Tuesday, August 11, 2009

So for the regional Peace Corps meeting I got to go to Tortuguero village for two nights and visit the national park. Every four months volunteers from each region in the country meet to discuss how things are going in their sites, obstacles encountered, planned activities, suggestions, questions, whatever. My regional VAC representative (from Limón province) decided to host the meeting in Tortuguero, and since there are two Peace Corps volunteers living in the village (an older couple named Ben and Millie), we also managed to secure large discounts for all the tourist activities making them affordable on our Peace Corps budgets. So we—I believe there were 13 of us in total—went on a guided morning canoe tour through the national park where we saw a wide variety of wildlife, from birds to monkeys to caimans. At night we went on another guided tour, this time to see green turtles laying their eggs on the beach. Since it was really stormy and as the guide told us not great weather for depositing your progeny in the sand, we only saw two turtles and no egg-laying. However, the turtles were very impressive, some five hundred pounds. Pictures were not allowed since flash cameras scare turtles off the beach and back into the water (somehow a bunch of people standing around staring does not scare off turtles, which are apparently hell-bent on laying their eggs because they come back as many as five times to the same spot on the beach during the same breeding season). The trip to and from Tortuguero is quite entertaining, since it requires an hour boat ride each way. My site, with the obvious exception of Ben and Millie’s, is the closest of any volunteer, so the total travel time for me was considerably less than the other volunteers. On the way back from the village our boat ran into a heavy current running the opposite way, due to a large amount of rainfall the previous night. It took all of the 400 horsepower the boat had to make it back to the landing. After packing into the bus that was waiting for us (there was absolutely no room for one more person on that bus) we managed to make it about a hundred yards down the road to a point where the river had overflowed and flooded the road. So, in order for the bus to pass, everyone had to get off the bus, luggage included, ford the river and then get back on the bus after it barely managed to squeak by on what was left of the road. I took a picture of that. Peace Corps Costa Rica.
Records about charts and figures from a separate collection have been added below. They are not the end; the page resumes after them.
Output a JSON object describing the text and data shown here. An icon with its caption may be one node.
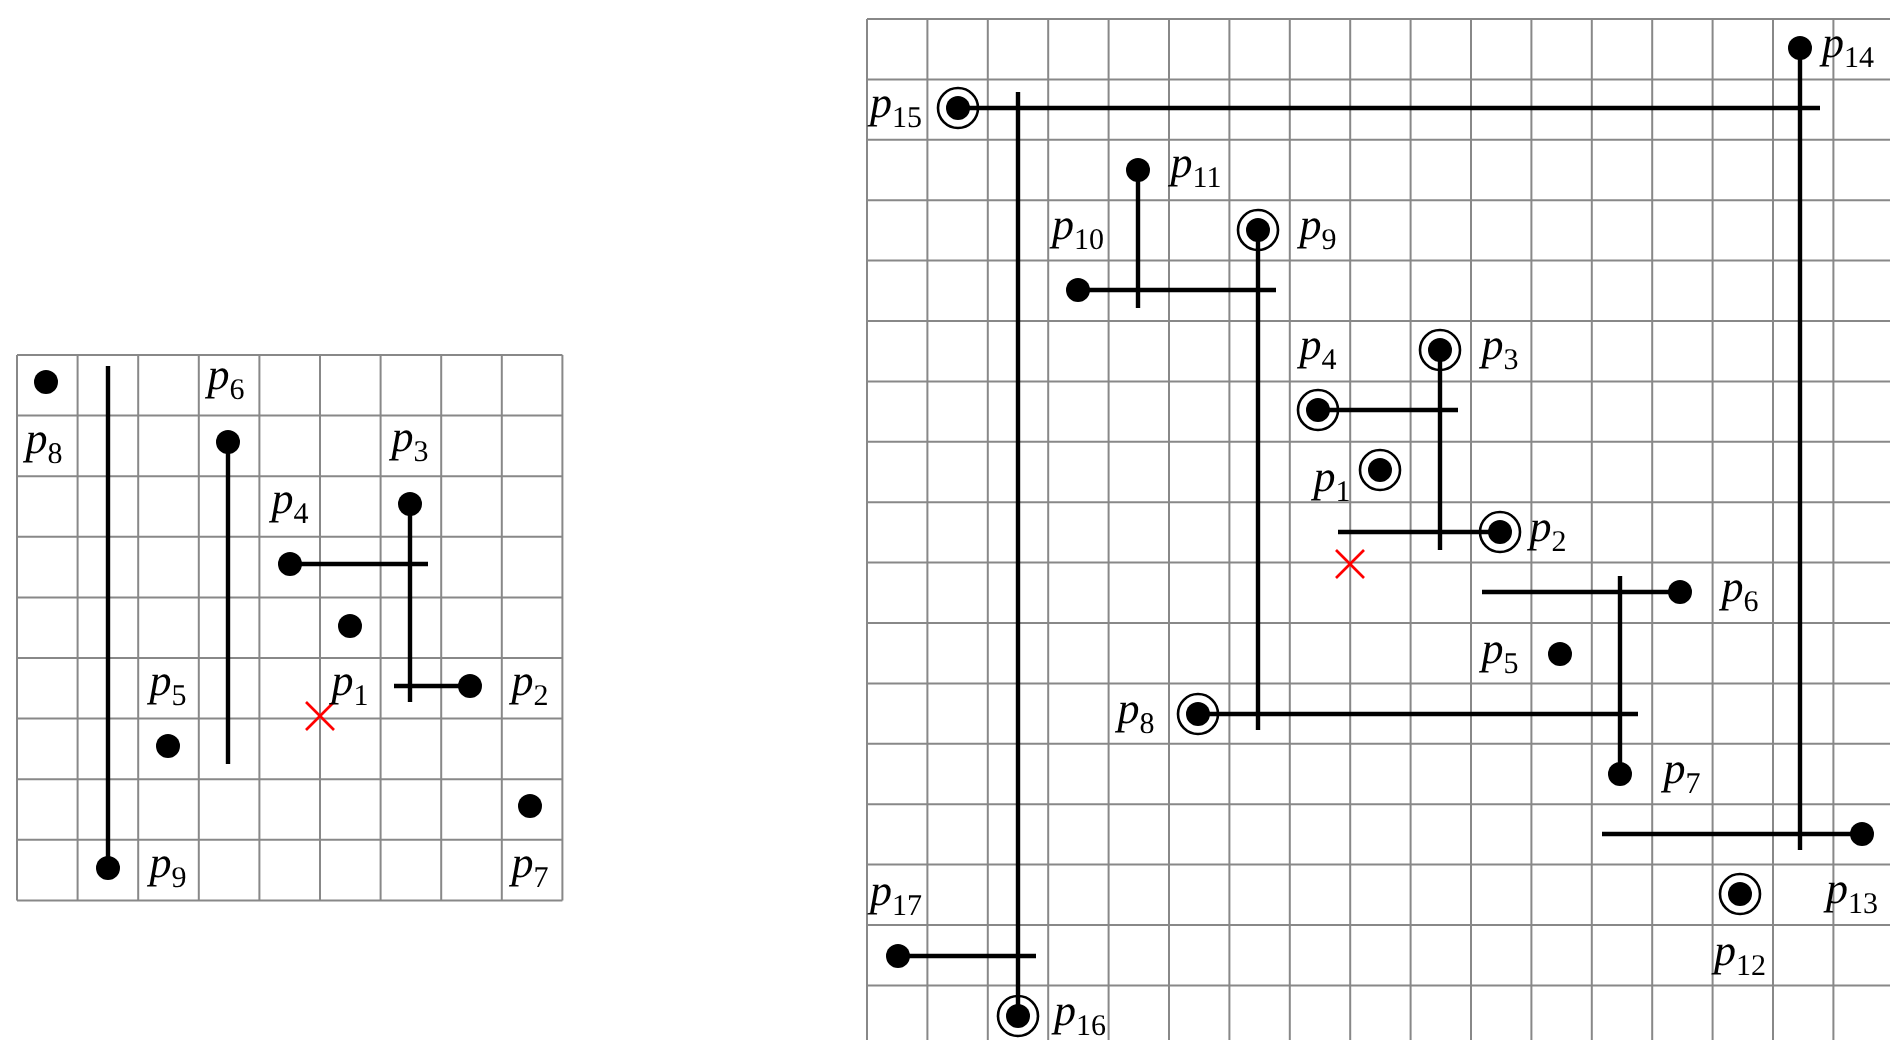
{
  "diagram": {
    "labels": [
      "p$_{6}$",
      "p$_{8}$",
      "p$_{3}$",
      "p$_{4}$",
      "p$_{1}$",
      "p$_{5}$",
      "p$_{2}$",
      "p$_{9}$",
      "p$_{7}$",
      "p$_{14}$",
      "p$_{15}$",
      "p$_{11}$",
      "p$_{10}$",
      "p$_{9}$",
      "p$_{4}$",
      "p$_{3}$",
      "p$_{1}$",
      "p$_{2}$",
      "p$_{6}$",
      "p$_{5}$",
      "p$_{8}$",
      "p$_{7}$",
      "p$_{13}$",
      "p$_{17}$",
      "p$_{12}$",
      "p$_{16}$"
    ]
  }
}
Regarding my site, I now have a pretty set schedule. I take care of the gym at the Iglesia Centroamericana and help the kids train on Monday, Wednesday and Friday afternoons. Wednesday evening I’m in charge of volleyball, which involves getting the net setup, the court marked off, balls pumped up, etc, and monitoring the some 30 kids who come to play. On Tuesday and Thursday I help out organizing bad practice for the parades celebrating independence on September 15. Every other Saturday night we put on a film in the church. Saturday afternoons for two hours I help out with Guias y Scouts in Cariari. And next week Kim and I will begin to teach an intermediate English class twice a week for 3 hours to some fifteen students who passed her beginning class. All that and I have to finish the community diagnostic by the first of September. So I’m keeping busy. I’ve been following the M’s down here as much as possible and they aren’t sucking so bad this year which is nice to see. With the recent hot weather in Seattle I’m sure evening baseball games are quite enjoyable. Hope all is well with everyone.